Wednesday, November 13, 2013

More on Culture and Politics



Recently I posted a couple of maps of Colin Woodard's division of North America into cultural zones. The Washington Post has provided the map shown above which has a somewhat different division of the nation (by county) into 15 cultural areas. I summarize the areas, with a different order than used in the WP:

The Greater Metropolitan Areas

  • Big Cities: 73.6 million very diverse people in the 46 largest counties; President Obama won 65 percent of the vote here in 2012.
  • Urban Suburbs: 66.2 million people in 106 counties just outside most major cities are starting to look like their more urban brethren. Obama won here by 16 points.
  • Middle Suburbs: About 16.3 million people live around big cities in the Northeast and Midwest; swung narrowly from Obama in 2008 to Romney in 2012.
  • Exurbs: The not-quite-suburban, not-quite-rural bedroom communities in 222 counties are home to 32 million quite wealthy people; Romney won the exurbs by 17 points.

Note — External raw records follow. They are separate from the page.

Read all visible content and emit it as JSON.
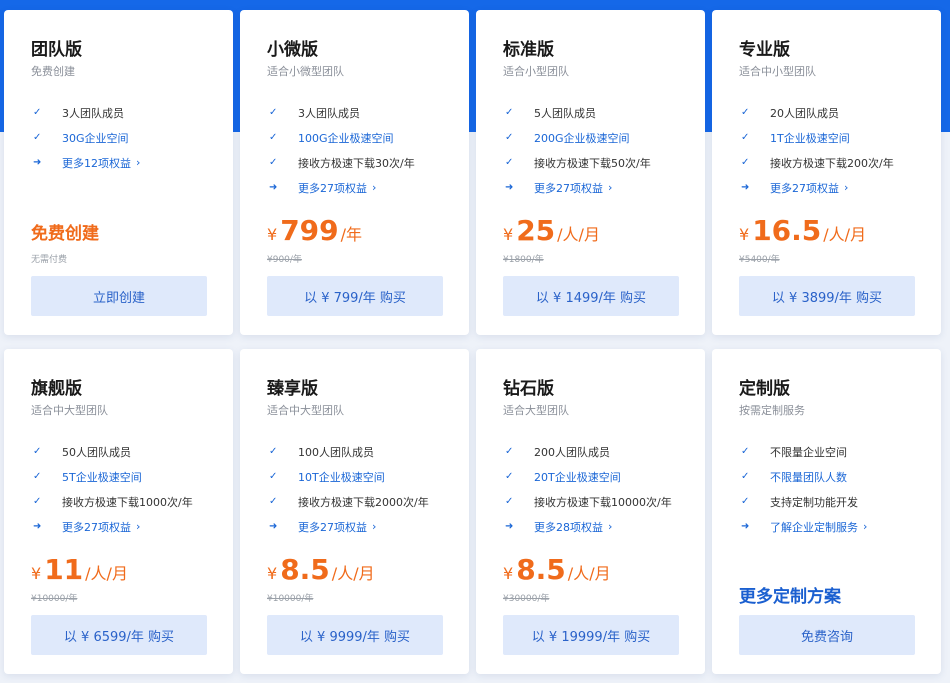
{
  "plans": [
    {
      "id": "team",
      "name": "团队版",
      "subtitle": "免费创建",
      "features": [
        {
          "type": "check",
          "text": "3人团队成员"
        },
        {
          "type": "link",
          "text": "30G企业空间"
        },
        {
          "type": "more",
          "text": "更多12项权益"
        }
      ],
      "free_title": "免费创建",
      "note": "无需付费",
      "button": "立即创建"
    },
    {
      "id": "mini",
      "name": "小微版",
      "subtitle": "适合小微型团队",
      "features": [
        {
          "type": "check",
          "text": "3人团队成员"
        },
        {
          "type": "link",
          "text": "100G企业极速空间"
        },
        {
          "type": "check",
          "text": "接收方极速下载30次/年"
        },
        {
          "type": "more",
          "text": "更多27项权益"
        }
      ],
      "currency": "¥",
      "price": "799",
      "unit": "/年",
      "original": "¥900/年",
      "button": "以 ¥ 799/年 购买"
    },
    {
      "id": "standard",
      "name": "标准版",
      "subtitle": "适合小型团队",
      "features": [
        {
          "type": "check",
          "text": "5人团队成员"
        },
        {
          "type": "link",
          "text": "200G企业极速空间"
        },
        {
          "type": "check",
          "text": "接收方极速下载50次/年"
        },
        {
          "type": "more",
          "text": "更多27项权益"
        }
      ],
      "currency": "¥",
      "price": "25",
      "unit": "/人/月",
      "original": "¥1800/年",
      "button": "以 ¥ 1499/年 购买"
    },
    {
      "id": "pro",
      "name": "专业版",
      "subtitle": "适合中小型团队",
      "features": [
        {
          "type": "check",
          "text": "20人团队成员"
        },
        {
          "type": "link",
          "text": "1T企业极速空间"
        },
        {
          "type": "check",
          "text": "接收方极速下载200次/年"
        },
        {
          "type": "more",
          "text": "更多27项权益"
        }
      ],
      "currency": "¥",
      "price": "16.5",
      "unit": "/人/月",
      "original": "¥5400/年",
      "button": "以 ¥ 3899/年 购买"
    },
    {
      "id": "flagship",
      "name": "旗舰版",
      "subtitle": "适合中大型团队",
      "features": [
        {
          "type": "check",
          "text": "50人团队成员"
        },
        {
          "type": "link",
          "text": "5T企业极速空间"
        },
        {
          "type": "check",
          "text": "接收方极速下载1000次/年"
        },
        {
          "type": "more",
          "text": "更多27项权益"
        }
      ],
      "currency": "¥",
      "price": "11",
      "unit": "/人/月",
      "original": "¥10000/年",
      "button": "以 ¥ 6599/年 购买"
    },
    {
      "id": "premium",
      "name": "臻享版",
      "subtitle": "适合中大型团队",
      "features": [
        {
          "type": "check",
          "text": "100人团队成员"
        },
        {
          "type": "link",
          "text": "10T企业极速空间"
        },
        {
          "type": "check",
          "text": "接收方极速下载2000次/年"
        },
        {
          "type": "more",
          "text": "更多27项权益"
        }
      ],
      "currency": "¥",
      "price": "8.5",
      "unit": "/人/月",
      "original": "¥10000/年",
      "button": "以 ¥ 9999/年 购买"
    },
    {
      "id": "diamond",
      "name": "钻石版",
      "subtitle": "适合大型团队",
      "features": [
        {
          "type": "check",
          "text": "200人团队成员"
        },
        {
          "type": "link",
          "text": "20T企业极速空间"
        },
        {
          "type": "check",
          "text": "接收方极速下载10000次/年"
        },
        {
          "type": "more",
          "text": "更多28项权益"
        }
      ],
      "currency": "¥",
      "price": "8.5",
      "unit": "/人/月",
      "original": "¥30000/年",
      "button": "以 ¥ 19999/年 购买"
    },
    {
      "id": "custom",
      "name": "定制版",
      "subtitle": "按需定制服务",
      "features": [
        {
          "type": "check",
          "text": "不限量企业空间"
        },
        {
          "type": "link",
          "text": "不限量团队人数"
        },
        {
          "type": "check",
          "text": "支持定制功能开发"
        },
        {
          "type": "more",
          "text": "了解企业定制服务"
        }
      ],
      "custom_title": "更多定制方案",
      "button": "免费咨询"
    }
  ],
  "icons": {
    "check": "check-icon",
    "more": "arrow-right-icon",
    "chevron": "chevron-right-icon"
  },
  "colors": {
    "header_blue": "#1568e8",
    "price_orange": "#f06b1b",
    "link_blue": "#1a66d6",
    "button_bg": "#dfe9fb"
  }
}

The Young Folk Are Leaving

  • Aging Farmlands: More than a quarter of the 576,000 people in the 161 counties clustered in the Dakotas south through the Great Plains are over 62 years old; Mitt Romney won 68 percent of the vote here in 2012.
  • Graying America: More of the 15.3 million residents in these 364 counties, scattered around the Mountain West and the northern border with Canada as far east as upper Maine, are over 62 than are under 18; Romney won 56 percent of the vote in these counties in 2012. And perhaps
  • Rural Middle America: The 21.5 million people in these 599 counties live everywhere from Upstate New York to Minnesota’s Iron Range. They are heavily white, they live in small towns, and they are not as reliant on agriculture as other rural counties.
Dominated by Ethnic Groups 
  • African American South: Home to 16.7 million people, the 371 counties running from Virginia to Texas are more than 40 percent African American. 
  • Hispanic Centers: 161 counties mostly in the Southwest, which 11.5 million people call home; Republicans used to win these counties handily, but with the growing number of Hispanics in the voter pool, they are turning increasingly purple.
  • LDS Enclaves: The vast majority of the 3 million people living in 41 counties in and around Utah are white, and young; Romney performed better here than in any other type of county, hitting 74 percent of the vote.
  • Native American Lands: More than half the 695,000 people who live in 42 counties, mostly in the West, are Native Americans; household incomes are significantly lower than the national average.
  • Evangelical Hubs: 12.5 million people live in 373 counties mostly scattered through what Woodard called Greater Appalachia; Romney won 69 percent of the vote in an area where Democrats have a tough time making inroads.
  • Working Class Country: About 8.5 million people live in 337 counties that are among the poorest in the country. Many of these counties are rural outposts in Appalachia, though they dot the Ozarks and parts of the Smoky Mountains, too.
Other
  • College Towns: More than a third of the 17.9 million people in these 154 counties, clustered around college campuses outside big cities, have bachelor’s degrees or higher. They are less diverse than the nation as a whole.
  • Military Posts: The concentration of troops and bases mean the 9.7 million people who live in these 89 counties are younger and more diverse than they might otherwise be. They are also more educated than the average county; Romney won by 14 points here in 2012.
We can see some implications for the politics of the future. I assume that the country will become still more urban. Hispanics will increase as a percentage of the population and will come to vote more. (No wonder Republican state parties seem to be trying to disenfranchise African-Americans and Hispanics, or to gerrymander them into relative electoral irrelevance.) I suppose that we will see groups within the major parties seeking control of their parties, even as each major partiy seek to reach out to cultural groups on the fringes of the other.